We expect Rocket Lab’s existing space-systems revenue to continue to grow in the mid- teens, but with the new contract added in, we see total systems revenue growing close to 50% Y/Y in 2024 and nearly 35% in 2025. Gross margins for the division increased from 17% to 28% in 2023 and we expect those numbers to continue to climb as the various divisions become more integrated into the company and the company becomes more efficient accordingly. Especially considering Rocket Lab’s proprietary software offerings, we think gross margins for the system’s division can reach the 40% range within two years and potentially be closer to 50% in five years. This is very complicated and specialized work and we expect Rocket Lab will have growing pricing power for its space systems over time.
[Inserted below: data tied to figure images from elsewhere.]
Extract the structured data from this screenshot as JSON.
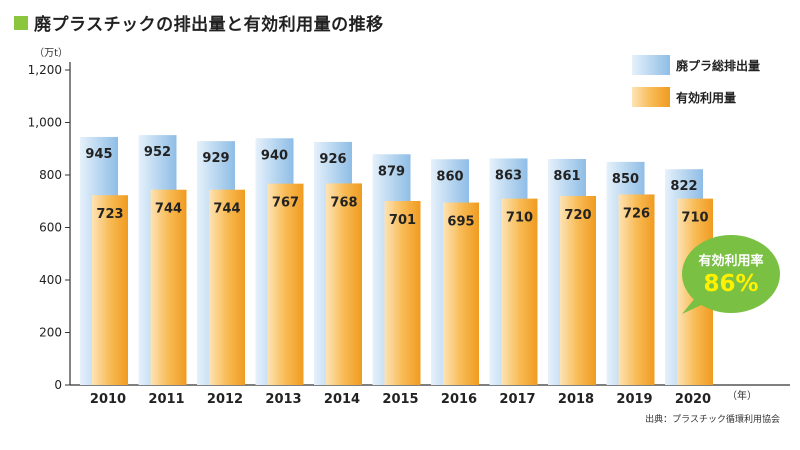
{
  "title": "廃プラスチックの排出量と有効利用量の推移",
  "source": "出典：プラスチック循環利用協会",
  "colors": {
    "title_mark": "#8cc63f",
    "total_bar": "#b9d7f0",
    "used_bar": "#f7b84f",
    "bubble": "#7ac043"
  },
  "bubble": {
    "label": "有効利用率",
    "value": "86%"
  },
  "chart_data": {
    "type": "bar",
    "title": "廃プラスチックの排出量と有効利用量の推移",
    "unit_y": "（万t）",
    "unit_x": "（年）",
    "categories": [
      "2010",
      "2011",
      "2012",
      "2013",
      "2014",
      "2015",
      "2016",
      "2017",
      "2018",
      "2019",
      "2020"
    ],
    "series": [
      {
        "name": "廃プラ総排出量",
        "values": [
          945,
          952,
          929,
          940,
          926,
          879,
          860,
          863,
          861,
          850,
          822
        ]
      },
      {
        "name": "有効利用量",
        "values": [
          723,
          744,
          744,
          767,
          768,
          701,
          695,
          710,
          720,
          726,
          710
        ]
      }
    ],
    "yticks": [
      "0",
      "200",
      "400",
      "600",
      "800",
      "1,000",
      "1,200"
    ],
    "ylim": [
      0,
      1200
    ],
    "legend_position": "top-right",
    "grid": false
  }
}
In sum, we think the new government contract could indeed be a game changer for Rocket Lab’s prospects over the new five years. If this contract turns out to be part of the SDA’s PWSA program, then it puts Rocket Lab’s satellite-manufacturing capabilities on par with major primes like Lockheed Martin and Northrup Grumman. This contract alone has us really excited about the space -systems division, and we think it opens the door to more major contracts for Rocket Lab over the next few years from the governments of the US and her allies, plus major commercial customers as well (more of the MDA/Globalstar/Apple-type deals).

Operating Expenses

Rocket Lab is expected to spend about $228 million on operating and capital expenses in 2023, up from $154 million in 2022. This is driven by heavy R&D costs for new rocket programs (HASTE and Neutron) as well as capex for building out new launch facilities in Virginia and rocket manufacturing facilities in California. We model expenses growing by 20% for the next two years, then leveling out at 10% growth thereafter. Rocket Lab actually reduced operating expenses in the third quarter and we are fairly confident in CEO Peter Beck’s continued ability to run a lean ship. Ultimately, we think the company can achieve close to 20% operating margins.

Conclusion

Our updated model shows Rocket Lab growing revenue by 4x to a $1 billion run rate in three years and doubling again by 2029. Given the high mix of high-margin space-systems revenue, overall gross margins have the potential to approach the 40% level. We think the company has two more years of heavy spending to effectively scale Electron and bring Neutron to life, but should demonstrate substantial operating leverage as the high-fixed-cost nature of the launch business starts to get spread out over a rapidly increasing launch cadence.

As always, there is still major risk involved with owning a small-cap stock like Rocket Lab. For one, there is clearly risks to the downside if 2024 turns out to be another 2023 with the launch business. The company could also suffer another launch failure like it did this September. Moreover, the company is still burning cash and will continue to do so for the next two years most likely.

However, we think the $515 million contract has helped de-risk the stock. Even if the launch business continues to struggle in the near term, we think there is room to the upside given the potential for Rocket Lab to sign more major contracts for satellite manufacturing and operation. Historically, many of Rocket Lab’s more notable satellite customers ended up launching with SpaceX because the satellites were too big for Rocket Lab to haul with Electron. Thus, there is a viable path forward for the biggest part of Rocket Lab’s business to continue to grow rapidly with or without Neutron coming online soon.

With the stock trading at a 6 price/profits (P/P) ratio 5 years out, we like the risk/reward setup for Rocket Lab right here. We are not chasing the stock but we might look to add to our currently medium-sized position if the stock gets back around or below $5.

Cody back again now. Space is famously hard. But The Space Revolution is on pace to change the world (solar system) in coming years and Rocket Lab is one of a very few space companies that are currently trading in the public markets that has a real chance to be one of the big winners if they execute well enough. As always, be careful and manage carefully how much risk you take with a still unprofitable smaller cap company like this.

To the moon, as they say — at least that’s one of the near-term goals for those in the space industry. Haha. See you tomorrow at the chat.